Your such a positive hotep and full of hope but be realistic. The country has insane electricity prices which stunts industrialisation.
 
The future is actually looking pretty bright for Somalia, we are in a much better starting point in today's climate.

I was planning on making a deeper thread about this.

Somalia's future prospects:
Zero foreign debt → Unlike much of Africa, Somalia isn’t trapped by IMF & World Bank loans.

Domestic economic growth → Somali businesses dominate trade, telecom, and banking without foreign control.

Oil & gas exploration → Offshore resources could make Somalia one of the richest nations in Africa.

Renewable energy & blue ocean economy → Somalia is harnessing its coastline, wind, and geothermal, solar power for future growth.
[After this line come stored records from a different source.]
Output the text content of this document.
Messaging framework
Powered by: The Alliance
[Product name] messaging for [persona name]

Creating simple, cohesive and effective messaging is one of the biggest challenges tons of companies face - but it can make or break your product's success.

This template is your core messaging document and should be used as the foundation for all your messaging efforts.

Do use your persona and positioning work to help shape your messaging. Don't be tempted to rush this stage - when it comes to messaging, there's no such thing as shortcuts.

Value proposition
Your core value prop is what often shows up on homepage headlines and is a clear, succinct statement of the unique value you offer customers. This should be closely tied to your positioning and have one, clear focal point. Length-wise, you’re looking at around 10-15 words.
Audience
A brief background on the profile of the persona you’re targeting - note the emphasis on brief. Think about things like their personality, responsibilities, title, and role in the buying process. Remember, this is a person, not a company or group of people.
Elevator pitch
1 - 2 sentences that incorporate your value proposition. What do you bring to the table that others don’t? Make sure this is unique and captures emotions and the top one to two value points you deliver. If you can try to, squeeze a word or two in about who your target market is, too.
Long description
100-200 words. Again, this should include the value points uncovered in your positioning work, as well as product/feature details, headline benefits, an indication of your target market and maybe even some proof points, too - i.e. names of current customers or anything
Strategic location & special economic zones → Ports in Berbera, Bossaso, and Mogadishu are turning Somalia into an East African trade hub.

Resilient private sector & self-sufficiency → While many African economies rely on foreign companies, Somalis own their businesses.

Lets compare this to the rest of the world.

Europe → Aging population, economic stagnation, & political chaos over migration.

Ethiopia → Economic collapse, ethnic conflicts, civil war, & instability.

Israel → War has crippled its economy, and its global isolation is growing.

Africa (Many Nations) → Drowning in foreign debt, stuck in IMF loan cycles.

Gulf Countries → Oil is running out, and they’re scrambling to diversify before it’s too late.

We don't even have to begin with America , which is getting shafted on every possible way by Donald Trump and Elon Musk which will send them back to depression like conditions of the 1920s.

While others are collapsing under their own weight, Somalia is rebuilding and preparing for the future.